The essence of mathematics lies in its freedom
- Georg Cantor

Hi! I’m Arun, a math PhD student at University of Missouri. I am originally from Chennai, a coastal city in South India, and I moved to the U.S. in the fall of 2016. I obtained my dual B.S/M.S. in math from Georgia State University, where I spent some time studying commutative algebra. During this time I worked with Dr. Florian Enescu and wrote a thing about numerical semigroup rings. $\\$
I am currently pursuing my doctoral studies under the guidance of Dr. Dan Edidin.
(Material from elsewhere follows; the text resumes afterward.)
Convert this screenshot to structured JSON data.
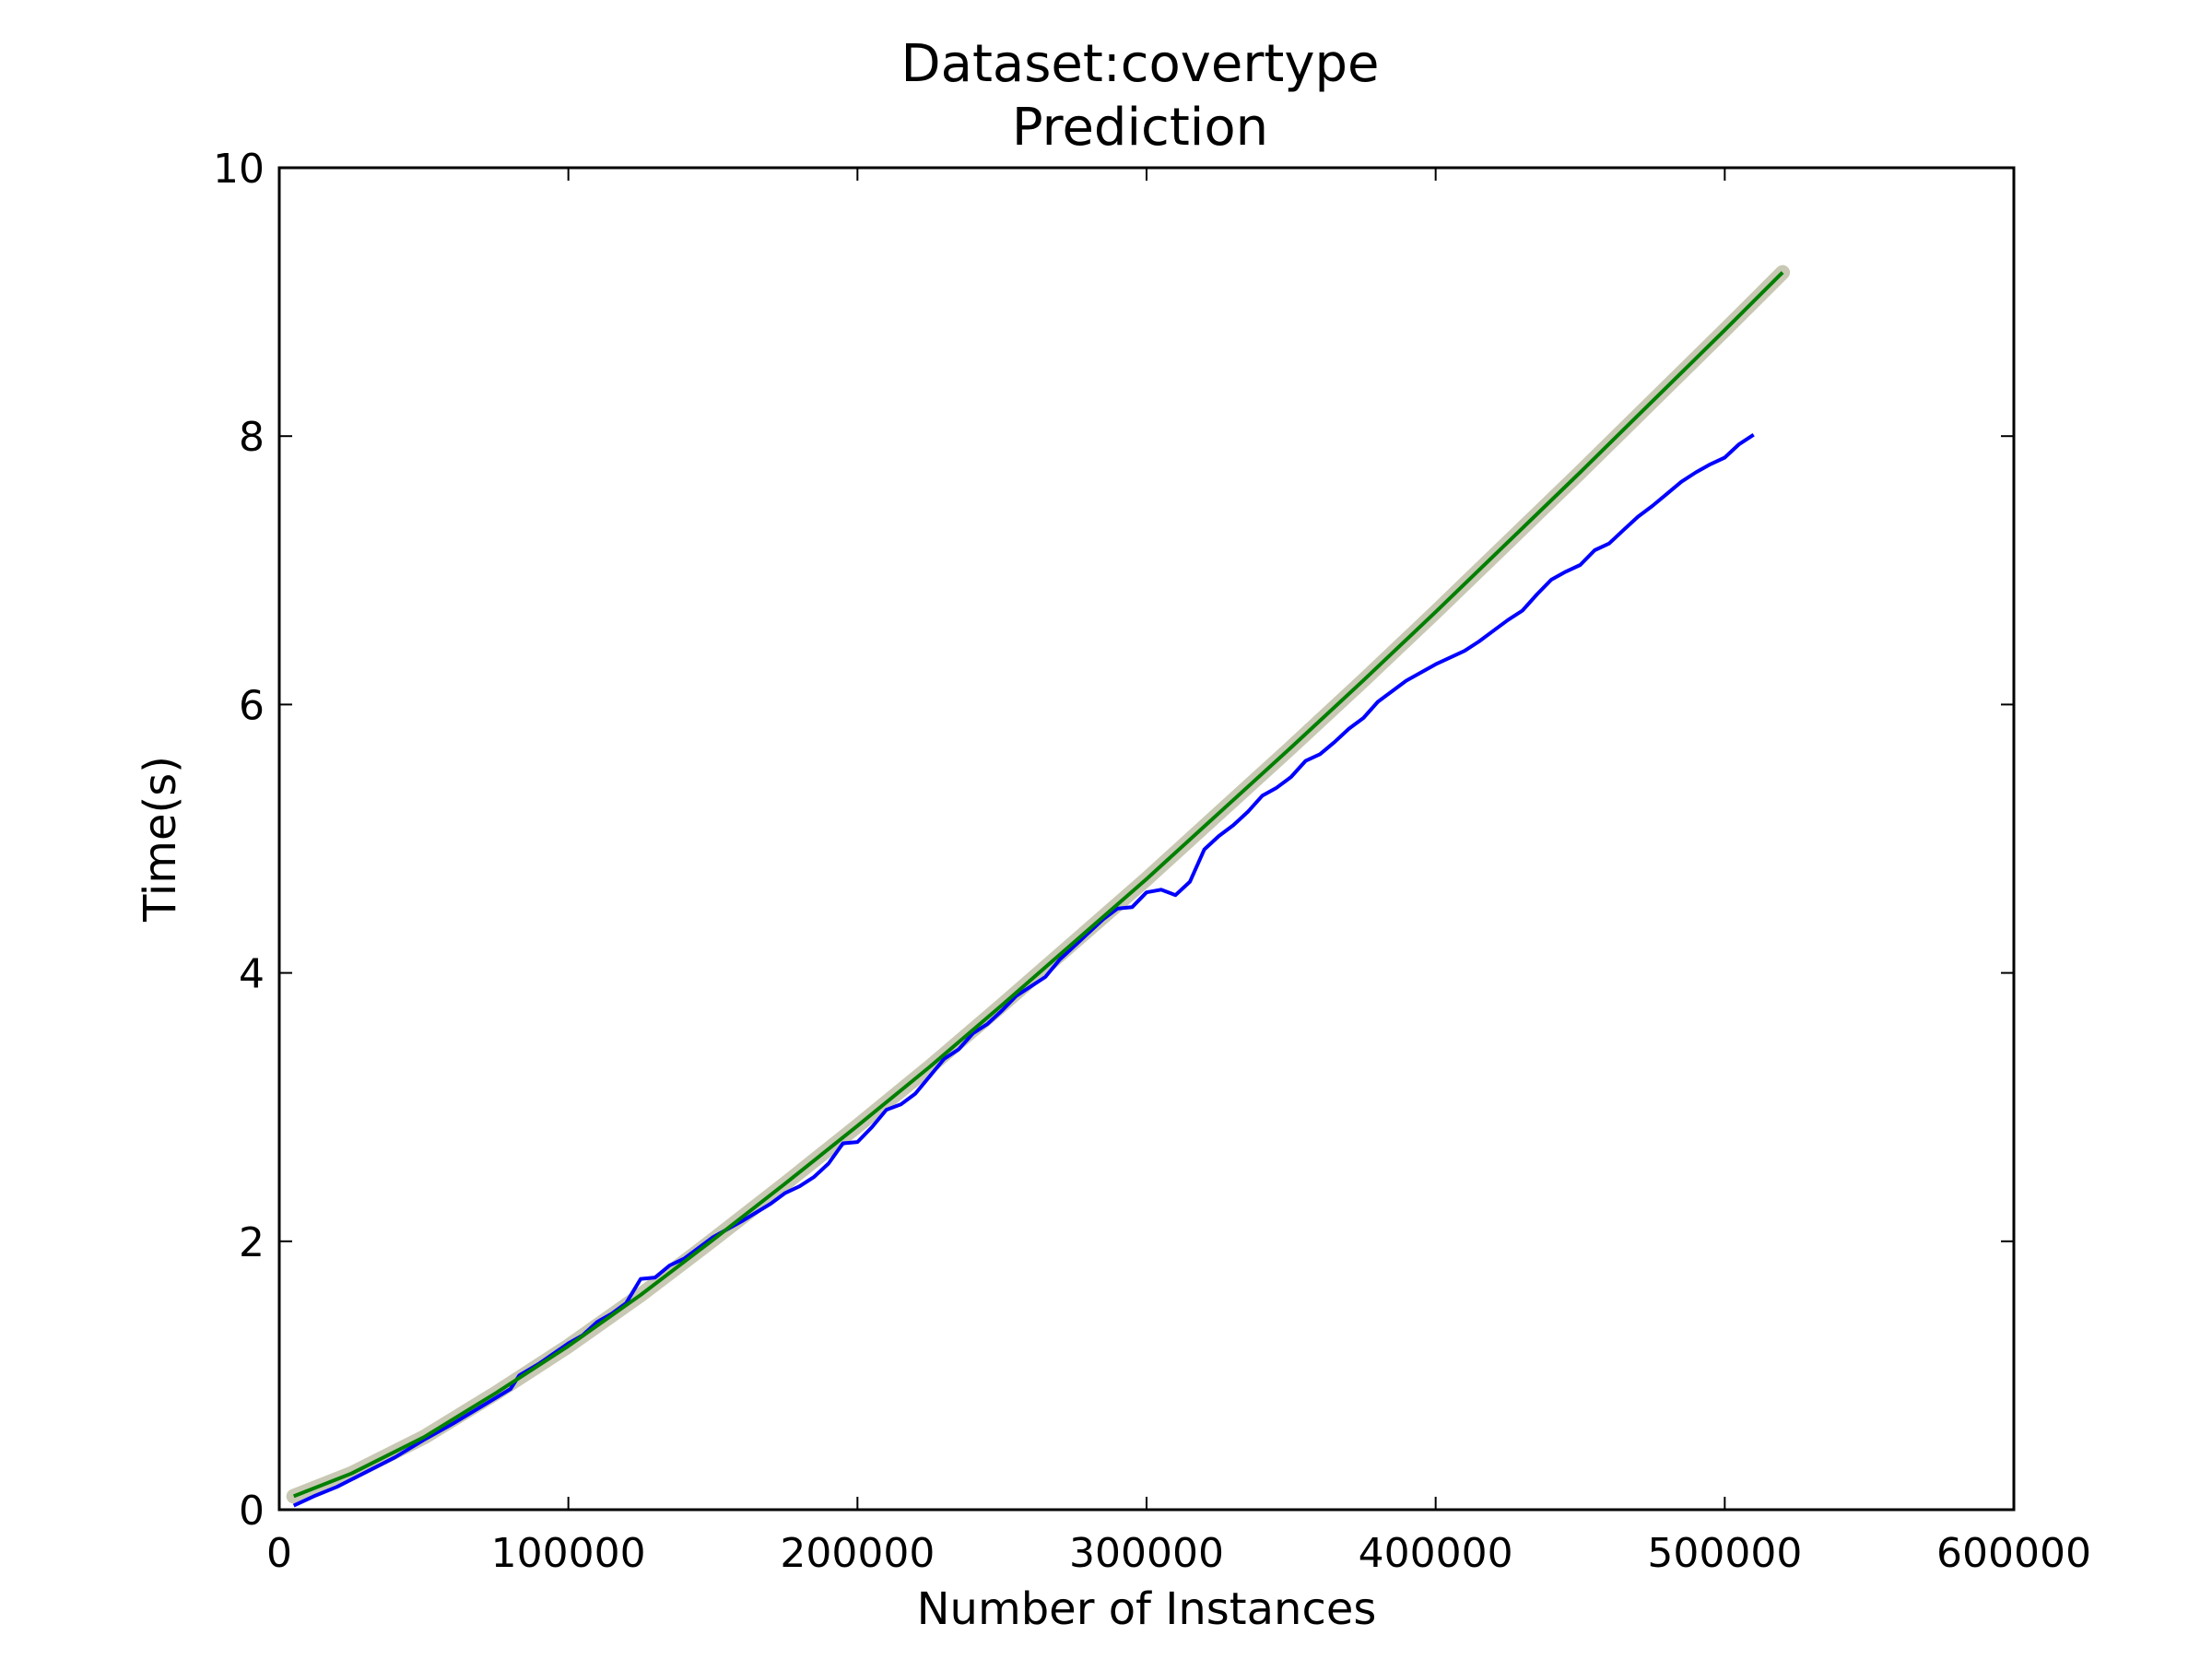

In my research, I try to utilize ideas from algebraic geometry and representation theory to approach problems in information theory, signal processing, and applied mathematics at large. More on this below. $\\\\$
In recent times, my research has also seen some dalliance with the vast realm of data science – and I find myself attracted to highly relevant problems that come from this area. I have invested some time and effort to cover some ground in the relatively young but fast growing field of topological data analysis. I have also been playing around with some toy problems in quantum computing where recovering and understanding phase components of vectors distributed on the sphere is paramount.

Research interests.

My current research utilizes results from algebraic geometry and representation theory to say meaningful things about recovering signals from “phase-less” measurements. Such problems are typically categorized as (a generialization of) phase-retrieval problems. It turns out that the problem, as presented above, is ill-posed without prior information (constraints on the signal). My primary engagement in phase retrieval is with situations emerging from areas such as X-ray Crystallography, Multi-Reference Alignment (MRA), and Cryo-Electron Microscopy (cryo-EM), where one can impose a very natural prior of (generic) sparsity with respect to a basis. Some recent joint work has opened up some avenues to work with priors where the signal lies in a semi-algebraic set of some dimension. A widely relevant example of a semi-algebraic set is the output of a (suitable) neural network equipped with a semi-algebraic activation function (eg. ReLU). I try to write some quick informal blog posts about results relevant to my research. These blog posts can be found here.$\\$
In addition to my primary engagement, I try to think (and read) more about invariant theory, applied algebraic geometry, topological data analysis and quiver representation theory.

Co-curricular

In addition to research:

  1. I run the math directed readings program (DRP).
  2. I cohost the weekly graduate student seminar.
  3. I serve as the president of the graduate student chapter of the AMS.

Feel free to send me an email (aszxy [AT] umsystem [DOT] edu) if you would like to get involved.

Extra-curricular

When I am not thinking about math, I am usually writing about math here. When I am not writing about math, I am usually biking through rural Missouri or climbing rocks.